それ既に量るべからざるものあり。されば、陽に価を計るの媒介たる貨幣の如きは、此れに酬うるもなお以て償ふに足らずとせり。昔時は子弟たるもの、一年某々の季節を定めて、師に贈るに金品を以てするの習慣ありしが、これ敢て報酬として贈るにあらず。されば多くは性行厳正にして、清貧の裡に高く標置し、其尊大なるは手に頼りて労作するを肯ぜず、人に乞ふを潔しとせざる師も、なお喜びて之を受納したり。師は既に貧苦に屈せざる高邁なる精神の化身なり、学問の目的の儀表なり。故に師は又た、凡そ武士道に欠くべからざる鍛錬の鍛錬たる克己心の活例なりき。

現代語訳

そもそも測ることのできないものがあります。ですから、表向き価値を計る媒介である貨幣のようなものでは、これに報いてもなお償うに足りないとしました。昔は弟子たる者が、年に何度か季節を定めて師に金品を贈る習慣がありましたが、これはあえて報酬として贈るのではありません。ですから多くは品行が厳正で、清らかな貧しさの中に高く身を置き、その気位の高さは自分の手に頼って働くことを肯んぜず、人に乞うことを潔しとしない師も、喜んでそれを受け取りました。師はすでに貧苦に屈しない高邁な精神の化身であり、学問の目的の手本です。
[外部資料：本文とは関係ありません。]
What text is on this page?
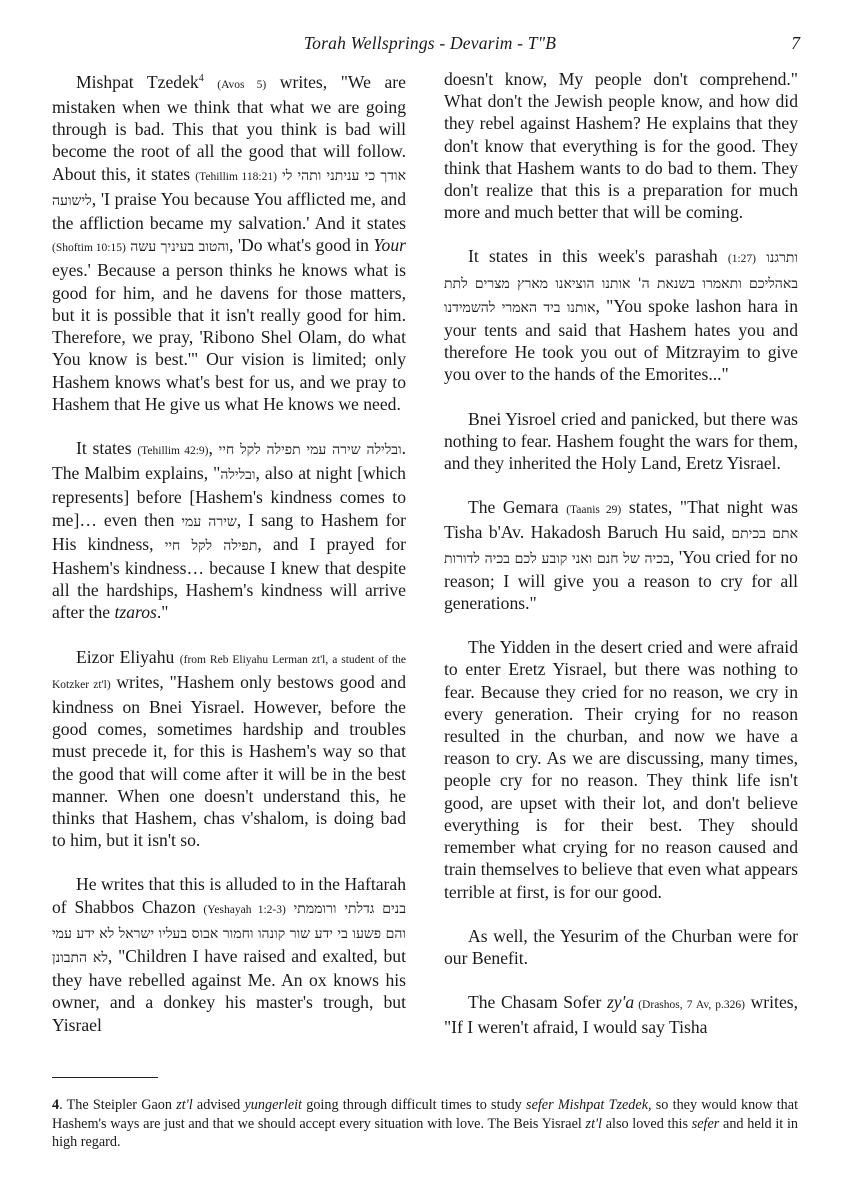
Torah Wellsprings - Devarim - T"B	7

Mishpat Tzedek$^4$ (Avos 5) writes, "We are mistaken when we think that what we are going through is bad. This that you think is bad will become the root of all the good that will follow. About this, it states (Tehillim 118:21) אודך כי עניתני ותהי לי לישועה, 'I praise You because You afflicted me, and the affliction became my salvation.' And it states (Shoftim 10:15) והטוב בעיניך עשה, 'Do what's good in Your eyes.' Because a person thinks he knows what is good for him, and he davens for those matters, but it is possible that it isn't really good for him. Therefore, we pray, 'Ribono Shel Olam, do what You know is best.'" Our vision is limited; only Hashem knows what's best for us, and we pray to Hashem that He give us what He knows we need.

It states (Tehillim 42:9), ובלילה שירה עמי תפילה לקל חיי. The Malbim explains, "ובלילה, also at night [which represents] before [Hashem's kindness comes to me]… even then שירה עמי, I sang to Hashem for His kindness, תפילה לקל חיי, and I prayed for Hashem's kindness… because I knew that despite all the hardships, Hashem's kindness will arrive after the tzaros."

Eizor Eliyahu (from Reb Eliyahu Lerman zt'l, a student of the Kotzker zt'l) writes, "Hashem only bestows good and kindness on Bnei Yisrael. However, before the good comes, sometimes hardship and troubles must precede it, for this is Hashem's way so that the good that will come after it will be in the best manner. When one doesn't understand this, he thinks that Hashem, chas v'shalom, is doing bad to him, but it isn't so.

He writes that this is alluded to in the Haftarah of Shabbos Chazon (Yeshayah 1:2-3) בנים גדלתי ורוממתי והם פשעו בי ידע שור קונהו וחמור אבוס בעליו ישראל לא ידע עמי לא התבונן, "Children I have raised and exalted, but they have rebelled against Me. An ox knows his owner, and a donkey his master's trough, but Yisrael

doesn't know, My people don't comprehend." What don't the Jewish people know, and how did they rebel against Hashem? He explains that they don't know that everything is for the good. They think that Hashem wants to do bad to them. They don't realize that this is a preparation for much more and much better that will be coming.

It states in this week's parashah (1:27) ותרגנו באהליכם ותאמרו בשנאת ה' אותנו הוציאנו מארץ מצרים לתת אותנו ביד האמרי להשמידנו, "You spoke lashon hara in your tents and said that Hashem hates you and therefore He took you out of Mitzrayim to give you over to the hands of the Emorites..."

Bnei Yisroel cried and panicked, but there was nothing to fear. Hashem fought the wars for them, and they inherited the Holy Land, Eretz Yisrael.

The Gemara (Taanis 29) states, "That night was Tisha b'Av. Hakadosh Baruch Hu said, אתם בכיתם בכיה של חנם ואני קובע לכם בכיה לדורות, 'You cried for no reason; I will give you a reason to cry for all generations."

The Yidden in the desert cried and were afraid to enter Eretz Yisrael, but there was nothing to fear. Because they cried for no reason, we cry in every generation. Their crying for no reason resulted in the churban, and now we have a reason to cry. As we are discussing, many times, people cry for no reason. They think life isn't good, are upset with their lot, and don't believe everything is for their best. They should remember what crying for no reason caused and train themselves to believe that even what appears terrible at first, is for our good.

As well, the Yesurim of the Churban were for our Benefit.

The Chasam Sofer zy'a (Drashos, 7 Av, p.326) writes, "If I weren't afraid, I would say Tisha

4. The Steipler Gaon zt'l advised yungerleit going through difficult times to study sefer Mishpat Tzedek, so they would know that Hashem's ways are just and that we should accept every situation with love. The Beis Yisrael zt'l also loved this sefer and held it in high regard.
ですから師はまた、武士道に欠かせない鍛錬の中の鍛錬である克己心の、生きた実例でした。

解説

月謝が報酬ではなく贈り物だという整理です。だから清貧を貫く師も受け取れる。師の値打ちは教える技術ではなく、貧苦に屈しない生き方そのものにあるとされます。学問の目的の手本であり、克己心の生きた実例だ、と。第十章の結びで師が克己の実例とされ、そのまま次章の克己へ話が渡ります。教える人が何を教えているのかという問いへの、一つの答えです。